The dispersal of Persian craftsmen when the Achaemenid empire was overrun by the Greeks in the 4th century B.C. may have contributed to the monumental stylization of the figures of lions in the Ashokan pillar, that has been adopted as India's national emblem. But the Mauryan age also evolved a gentler style and the sympathetic treatment of animals continues throughout in Indian sculpture. The Yakshas and Yakshis(spirits of hills and trees) are at first rather rigid figures but the feminine figure soon becomes sensuously refined, even though remaining ample in the Didarganj Yakshi.

The Sunghas who replaced the Mauryas in the 2nd century B.C. further refined the Yakshi figure with elaborate carved costume and jewellery, linked tree and women with the nexus of fertility. The Satvahanas (2nd century B.C. to 2nd century A.D.) further developed these traditions. The dyrads of Sanchi are the most lissome representations of the type. In the north-west regions, in the Indo-Greek kingdoms that emerged in the wake of the invasion of Alexander, the plastic vision of ancient Europe merged with Buddhist spirituality to create the art of Gandhara. The Mathura scholl of art was in the main a prolongation of the earlier traditions. The feminine Yakshi figure, however, lost its links with the woods and became a self-consciously seductive damsel of the city.

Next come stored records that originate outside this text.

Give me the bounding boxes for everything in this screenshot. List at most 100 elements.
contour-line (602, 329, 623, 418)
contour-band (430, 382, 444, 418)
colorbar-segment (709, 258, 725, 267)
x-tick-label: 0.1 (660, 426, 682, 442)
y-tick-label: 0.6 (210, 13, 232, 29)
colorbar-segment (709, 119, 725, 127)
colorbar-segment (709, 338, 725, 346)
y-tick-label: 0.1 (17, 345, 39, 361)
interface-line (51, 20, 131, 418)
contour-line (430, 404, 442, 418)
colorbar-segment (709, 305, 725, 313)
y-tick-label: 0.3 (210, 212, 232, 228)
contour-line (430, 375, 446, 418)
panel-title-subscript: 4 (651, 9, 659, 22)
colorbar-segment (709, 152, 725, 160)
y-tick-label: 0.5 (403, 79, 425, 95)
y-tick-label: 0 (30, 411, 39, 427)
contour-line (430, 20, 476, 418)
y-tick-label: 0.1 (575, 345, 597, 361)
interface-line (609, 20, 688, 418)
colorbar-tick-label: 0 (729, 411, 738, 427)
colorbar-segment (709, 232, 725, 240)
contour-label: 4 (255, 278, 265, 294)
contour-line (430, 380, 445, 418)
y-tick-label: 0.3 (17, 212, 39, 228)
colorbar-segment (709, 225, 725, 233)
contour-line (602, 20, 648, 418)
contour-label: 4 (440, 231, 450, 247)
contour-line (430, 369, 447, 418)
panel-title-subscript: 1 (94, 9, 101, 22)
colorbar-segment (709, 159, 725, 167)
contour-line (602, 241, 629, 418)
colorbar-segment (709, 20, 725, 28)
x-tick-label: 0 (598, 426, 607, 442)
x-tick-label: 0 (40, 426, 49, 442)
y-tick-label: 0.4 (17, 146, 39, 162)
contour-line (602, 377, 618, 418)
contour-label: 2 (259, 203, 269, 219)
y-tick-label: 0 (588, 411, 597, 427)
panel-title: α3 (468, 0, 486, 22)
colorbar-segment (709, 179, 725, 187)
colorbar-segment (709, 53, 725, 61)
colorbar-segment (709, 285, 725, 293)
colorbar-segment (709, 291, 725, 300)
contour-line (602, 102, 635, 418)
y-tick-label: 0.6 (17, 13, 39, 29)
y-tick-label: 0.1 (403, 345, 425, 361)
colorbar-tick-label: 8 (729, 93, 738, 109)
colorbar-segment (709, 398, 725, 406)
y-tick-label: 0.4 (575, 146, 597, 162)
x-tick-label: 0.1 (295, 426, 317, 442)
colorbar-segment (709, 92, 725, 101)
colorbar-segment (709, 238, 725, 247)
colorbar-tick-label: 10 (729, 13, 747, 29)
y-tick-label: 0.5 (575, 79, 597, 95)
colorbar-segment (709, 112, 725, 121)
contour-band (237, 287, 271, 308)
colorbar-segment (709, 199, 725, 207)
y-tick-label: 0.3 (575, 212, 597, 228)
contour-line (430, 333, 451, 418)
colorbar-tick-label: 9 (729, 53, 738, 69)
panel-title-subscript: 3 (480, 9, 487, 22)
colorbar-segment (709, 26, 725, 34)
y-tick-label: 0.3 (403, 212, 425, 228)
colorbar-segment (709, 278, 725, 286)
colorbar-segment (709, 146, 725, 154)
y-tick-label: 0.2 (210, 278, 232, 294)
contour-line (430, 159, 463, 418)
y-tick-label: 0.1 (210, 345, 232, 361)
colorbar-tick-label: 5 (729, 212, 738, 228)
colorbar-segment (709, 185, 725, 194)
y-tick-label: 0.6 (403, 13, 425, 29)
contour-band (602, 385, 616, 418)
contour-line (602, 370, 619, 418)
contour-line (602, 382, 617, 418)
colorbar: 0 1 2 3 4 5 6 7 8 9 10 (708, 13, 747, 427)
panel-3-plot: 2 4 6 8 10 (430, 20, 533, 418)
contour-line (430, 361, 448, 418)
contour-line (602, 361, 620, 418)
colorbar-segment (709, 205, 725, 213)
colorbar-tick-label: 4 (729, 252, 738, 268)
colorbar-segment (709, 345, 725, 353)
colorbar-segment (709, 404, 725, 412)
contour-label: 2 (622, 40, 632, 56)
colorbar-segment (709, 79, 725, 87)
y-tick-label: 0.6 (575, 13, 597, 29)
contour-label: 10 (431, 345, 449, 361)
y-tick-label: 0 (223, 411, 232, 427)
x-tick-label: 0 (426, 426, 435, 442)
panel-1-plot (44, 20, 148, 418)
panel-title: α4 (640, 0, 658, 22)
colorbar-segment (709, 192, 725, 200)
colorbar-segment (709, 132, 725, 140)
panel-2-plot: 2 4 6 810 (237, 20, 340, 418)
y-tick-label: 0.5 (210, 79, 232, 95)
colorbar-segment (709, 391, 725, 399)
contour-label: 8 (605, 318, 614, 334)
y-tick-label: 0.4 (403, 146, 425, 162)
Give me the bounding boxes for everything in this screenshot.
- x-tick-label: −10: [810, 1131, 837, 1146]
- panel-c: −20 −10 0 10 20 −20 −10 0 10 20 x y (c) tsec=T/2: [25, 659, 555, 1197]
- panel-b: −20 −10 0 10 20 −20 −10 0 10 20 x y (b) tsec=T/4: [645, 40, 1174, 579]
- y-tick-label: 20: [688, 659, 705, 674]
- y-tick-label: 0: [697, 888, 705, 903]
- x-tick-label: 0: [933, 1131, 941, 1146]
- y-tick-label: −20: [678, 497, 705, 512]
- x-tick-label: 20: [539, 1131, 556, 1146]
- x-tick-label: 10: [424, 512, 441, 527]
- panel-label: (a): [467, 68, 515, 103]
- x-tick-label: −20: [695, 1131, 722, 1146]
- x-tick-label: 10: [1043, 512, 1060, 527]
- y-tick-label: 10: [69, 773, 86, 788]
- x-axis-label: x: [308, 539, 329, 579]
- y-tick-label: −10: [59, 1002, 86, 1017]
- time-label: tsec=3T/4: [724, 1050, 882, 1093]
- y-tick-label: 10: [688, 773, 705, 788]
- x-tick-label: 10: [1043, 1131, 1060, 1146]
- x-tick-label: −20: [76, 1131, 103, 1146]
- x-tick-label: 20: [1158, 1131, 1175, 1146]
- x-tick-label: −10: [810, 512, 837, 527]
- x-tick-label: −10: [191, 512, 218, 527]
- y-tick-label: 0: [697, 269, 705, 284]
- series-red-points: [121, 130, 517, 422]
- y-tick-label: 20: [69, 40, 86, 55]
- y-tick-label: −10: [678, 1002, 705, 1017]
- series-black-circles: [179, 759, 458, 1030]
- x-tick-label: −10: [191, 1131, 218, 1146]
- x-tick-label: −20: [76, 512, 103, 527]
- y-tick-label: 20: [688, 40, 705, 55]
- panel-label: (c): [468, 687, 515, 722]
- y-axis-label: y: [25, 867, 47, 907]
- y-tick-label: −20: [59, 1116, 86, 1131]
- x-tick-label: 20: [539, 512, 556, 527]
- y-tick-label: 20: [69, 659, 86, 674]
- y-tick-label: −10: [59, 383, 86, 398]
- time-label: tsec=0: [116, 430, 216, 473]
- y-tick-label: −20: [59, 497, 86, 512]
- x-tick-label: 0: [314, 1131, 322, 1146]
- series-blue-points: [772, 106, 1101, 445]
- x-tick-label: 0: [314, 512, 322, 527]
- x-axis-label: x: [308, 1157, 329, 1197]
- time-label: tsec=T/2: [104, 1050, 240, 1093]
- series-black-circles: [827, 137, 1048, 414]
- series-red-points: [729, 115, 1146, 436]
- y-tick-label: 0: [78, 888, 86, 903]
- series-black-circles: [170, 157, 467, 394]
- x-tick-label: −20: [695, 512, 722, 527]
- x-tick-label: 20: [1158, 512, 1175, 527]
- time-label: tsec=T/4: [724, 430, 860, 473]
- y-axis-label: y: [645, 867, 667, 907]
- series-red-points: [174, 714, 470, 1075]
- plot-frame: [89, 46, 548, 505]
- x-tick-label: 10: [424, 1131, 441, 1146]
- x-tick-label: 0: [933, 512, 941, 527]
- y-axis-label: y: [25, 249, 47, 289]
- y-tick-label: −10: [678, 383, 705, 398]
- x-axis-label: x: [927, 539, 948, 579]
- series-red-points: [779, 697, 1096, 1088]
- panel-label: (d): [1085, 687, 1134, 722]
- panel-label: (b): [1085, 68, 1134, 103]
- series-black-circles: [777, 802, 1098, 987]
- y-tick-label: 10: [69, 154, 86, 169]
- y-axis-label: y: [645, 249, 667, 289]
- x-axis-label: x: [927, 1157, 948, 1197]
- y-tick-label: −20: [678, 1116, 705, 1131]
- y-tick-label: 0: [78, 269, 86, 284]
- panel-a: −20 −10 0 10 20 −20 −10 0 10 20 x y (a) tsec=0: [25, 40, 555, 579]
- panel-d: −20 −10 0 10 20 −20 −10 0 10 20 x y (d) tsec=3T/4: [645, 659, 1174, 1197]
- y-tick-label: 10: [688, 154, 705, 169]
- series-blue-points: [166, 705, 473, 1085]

The age of the imperial Gupta achieved the basic stabilization of the icon of the Buddha, represented as seating or standing, and with various symbolic gestures of the hands. The visage with its delicacy of moulding achieves a rapt serenity of expression, a quality of inward musing, realized never before. This age also created magnificent sculpture on Hindu themes like the incarnations of Vishnu in the late 5th century temple of Deogarh and the powerful representation of the boar (Varsha) incarnation salvaging the earth, hewn from the rock at Udaigiri.